The ERAIFT project
We had a group of students from the Regional Post-Graduate Training School on Integrated Management of Tropical Forests and Lands (ERAIFT) project sweating in the field over April. They have completed their fieldwork, and most are done with writing for their theses. They now have a lot to work on since they received feedback from the supervisors and need to make the necessary changes. Should you find a light on in the ALRD building late at night, the chances are that you will find a student hunched over their keyboard wrangling while putting their ideas and findings on to paper. We were so impressed with these students and all their hard work, dedication, and perseverance. Being in a foreign country, with a foreign language and then having to present the final document of your studies in this language is not an easy task, even with tools available to assist in translation.
Although their time here with us is slowly coming to an end, we want to wish them all the best and trust that they will keep in touch.
GVSU group from America
We were also joined by a group from Grand Valley State University (GVSU) who visited the College for fieldwork. This was a fantastic opportunity to test some theories and methods in the field with a group of willing students. The students were given their first introduction to conservation and the importance of vultures by Peter Hamming, one of our department’s researchers who is heading up the critical species longitudinal study on vultures. They were further guided in the principles of scientific research and the importance of detailed recording.
The students had to identify trees and measure stem circumference and height. This to better understand which trees vultures prefer to use for nesting. It had, however, been raining a lot the night before, which resulted in a flooded river. Our plan was to search for vulture nests on both sides of the river, but this was not possible because the supposedly dry riverbed was now knee-deep in water.
The thought was to try again the next day to cross the river but unfortunately there was still too much water in it. After a delicious lunch, which was prepared by the hospitality team, a decision was made to try and cross the river now that the water had subsided enough and was only ankle deep. With their shoes off, the group began walking and it was a wonderful sight to see. We had lecturers smiling with childlike joy splashing through a river in Africa. We could see a special memory was being created which they could tell family and friends back home. It is always a bit nerve-wracking to walk in a river where crocodiles and hippos could be but nonetheless, and given that it was only ankle-deep, everyone was safe and thoroughly enjoyed the experience.
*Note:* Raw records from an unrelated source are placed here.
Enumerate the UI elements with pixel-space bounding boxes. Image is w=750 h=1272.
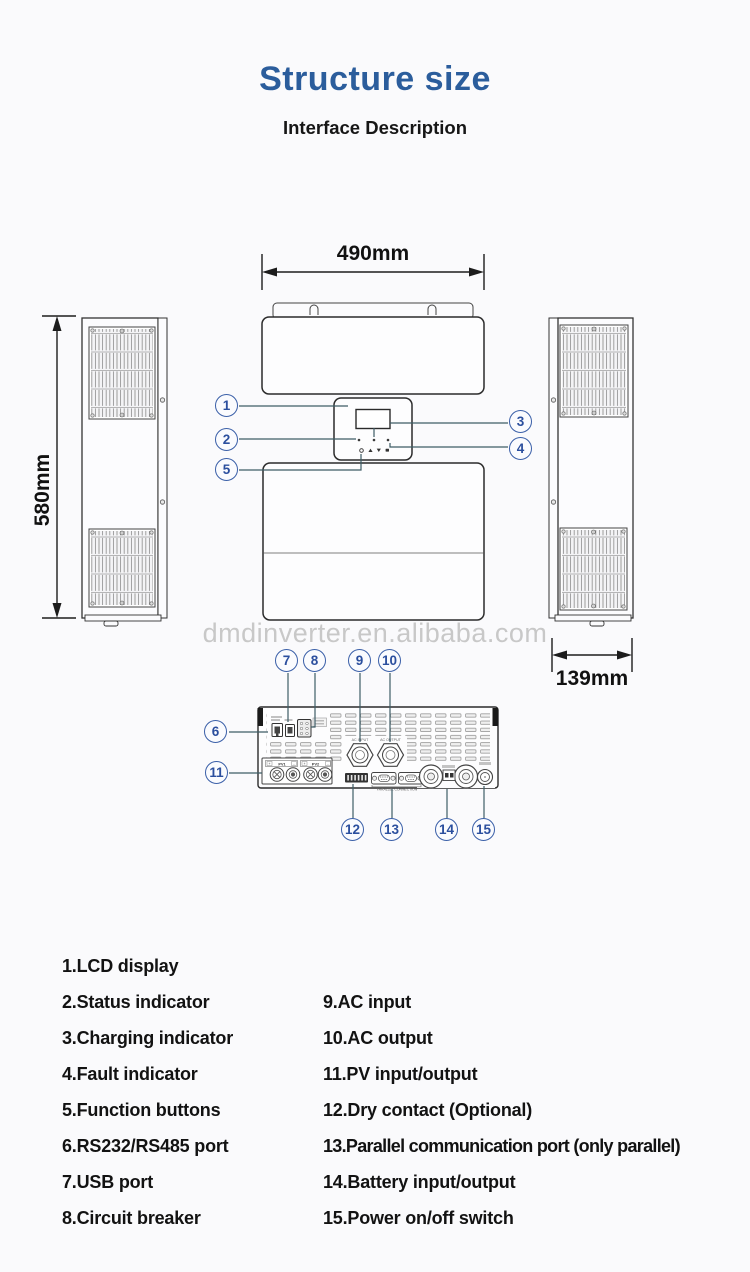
legend-item: 12.Dry contact (Optional) [323, 1092, 680, 1128]
vent-grille-bottom-right [560, 528, 627, 610]
page-subtitle: Interface Description [0, 117, 750, 139]
lcd-display [356, 410, 390, 429]
pv1-label: PV1 [278, 762, 285, 766]
callout-3-charging-indicator: 3 [509, 410, 532, 433]
legend-item: 14.Battery input/output [323, 1164, 680, 1200]
callout-10-ac-output: 10 [378, 649, 401, 672]
legend-item: 4.Fault indicator [62, 1056, 233, 1092]
legend-item: 2.Status indicator [62, 984, 233, 1020]
front-lower-body [263, 463, 484, 620]
dimension-depth-label: 139mm [532, 667, 652, 691]
legend-left-column: 1.LCD display 2.Status indicator 3.Charg… [62, 948, 233, 1236]
legend-item: 7.USB port [62, 1164, 233, 1200]
legend-item: 3.Charging indicator [62, 1020, 233, 1056]
right-side-view [549, 318, 633, 626]
side-screw [551, 398, 555, 402]
callout-12-dry-contact: 12 [341, 818, 364, 841]
callout-15-power-switch: 15 [472, 818, 495, 841]
legend-item: 15.Power on/off switch [323, 1200, 680, 1236]
left-side-view [82, 318, 167, 626]
legend-right-column: 9.AC input 10.AC output 11.PV input/outp… [323, 984, 680, 1236]
callout-4-fault-indicator: 4 [509, 437, 532, 460]
legend-item: 1.LCD display [62, 948, 233, 984]
callout-7-usb-port: 7 [275, 649, 298, 672]
dimension-width-label: 490mm [310, 242, 436, 266]
callout-14-battery: 14 [435, 818, 458, 841]
lcd-bezel [334, 398, 412, 460]
parallel-connection-label: PARALLEL CONNECTION [377, 788, 418, 792]
side-screw [551, 500, 555, 504]
end-cap-left [258, 708, 264, 726]
legend-item: 11.PV input/output [323, 1056, 680, 1092]
legend-item: 13.Parallel communication port (only par… [323, 1128, 680, 1164]
pv-terminals: + PV1 - + PV2 - [262, 758, 332, 784]
dry-contact-port [345, 773, 368, 783]
front-view [262, 303, 484, 620]
legend-item: 5.Function buttons [62, 1092, 233, 1128]
callout-6-rs232-port: 6 [204, 720, 227, 743]
callout-1-lcd-display: 1 [215, 394, 238, 417]
callout-5-function-buttons: 5 [215, 458, 238, 481]
vent-grille-bottom-left [89, 529, 155, 607]
callout-9-ac-input: 9 [348, 649, 371, 672]
legend-item: 9.AC input [323, 984, 680, 1020]
legend-item: 8.Circuit breaker [62, 1200, 233, 1236]
pv2-plus: + [303, 762, 305, 766]
vent-grille-top-right [560, 325, 628, 417]
legend-item: 6.RS232/RS485 port [62, 1128, 233, 1164]
bottom-view: AC INPUT AC OUTPUT + PV1 - + PV2 - [258, 707, 499, 792]
pv2-label: PV2 [312, 762, 319, 766]
side-screw [160, 500, 164, 504]
dimension-height-label: 580mm [31, 427, 59, 553]
end-cap-right [493, 708, 499, 726]
callout-11-pv-input-output: 11 [205, 761, 228, 784]
pv1-plus: + [268, 762, 270, 766]
ac-output-label: AC OUTPUT [380, 738, 402, 742]
side-screw [160, 398, 164, 402]
callout-13-parallel-port: 13 [380, 818, 403, 841]
legend-item: 10.AC output [323, 1020, 680, 1056]
callout-8-circuit-breaker: 8 [303, 649, 326, 672]
vent-grille-top-left [89, 327, 155, 419]
watermark: dmdinverter.en.alibaba.com [0, 618, 750, 649]
callout-2-status-indicator: 2 [215, 428, 238, 451]
page-title: Structure size [0, 60, 750, 99]
front-top-panel [262, 317, 484, 394]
The fieldwork and study were a success with students learning a lot about metric systems, the use of images, and the sorting of data after fieldwork. We hope to make use of the data collected to inform future studies in our training area.
Field Trip to Sterkspruit Nature Reserve
My name is Salphina Ntombikayise Sathekge. I am a Groen Sebenza Intern in the Department of Applied Learning and Research Department at the Southern African Wildlife College. I am involved in the Sterkspruit projects for The Regional Post-Graduate Training School on Integrated Management of Tropical Forests and Lands (ERAIFT) students.
We went for a field trip in the Sterskpruit Nature Reserve for a week, where I assisted students to collect data for the butterfly project that is taking place there. I also made sure that students were well fed every day and that the house they were staying in was clean. I helped students to collect butterfly data with Fern Bain (ALRD intern) assisting us. This was something I had never done before as my research I had done for my Honours and Masters focused mostly on water quality, pollution, cyanobacteria (cyanotoxins), toxic metals in soil, plants and irrigation water. So, this was all new to me and learnt so much!
I now can recognise some of the butterfly species and every time I see a butterfly, I wonder what kind it is. It was interesting to learn about butterfly biodiversity and how it changes at different latitudes within the Sterkspruit Nature Reserve. We also learnt about why certain species of butterflies were discovered on one side of the mountain and not the other and this was surprising and encouraged me to think critically as a researcher and scientist.
It was a wonderful trip which I was very grateful to be able to go on.
Gravelotte Research Camp
My name is Nathasha Rebotile Mahunye. I am an intern at the Applied Learning and Research Department. For two weeks I was at Gravelotte farm with four of the other ERAIFT students along with Peter Hamming and Cliford Nxumalo. For the first few days, I was focused on collecting data for the termite toilet paper-roll study. I also assisted three of the students with their projects which included; water infiltration, small live mammal traps and camera traps for big mammals. I was also responsible for the housekeeping, ensuring the camping area was clean at all times, food was prepared, and the equipment were organised accordingly.
It was my first time practically doing a camera trap for mammals, which was very interesting. In my undergraduate studies, I performed a small live mammal trap for one of my projects back then and it was very unfortunate I couldn’t trap any small mammals, however, during this research time I actually managed to catch some of the small mammals and identify them then releasing them unharmed afterwards. I was able to learn so much in my time at Gravelotte which i had never been exposed to before. I am returning home with new methods of research and techniques on how to more effectively conduct my studies which I am very excited about.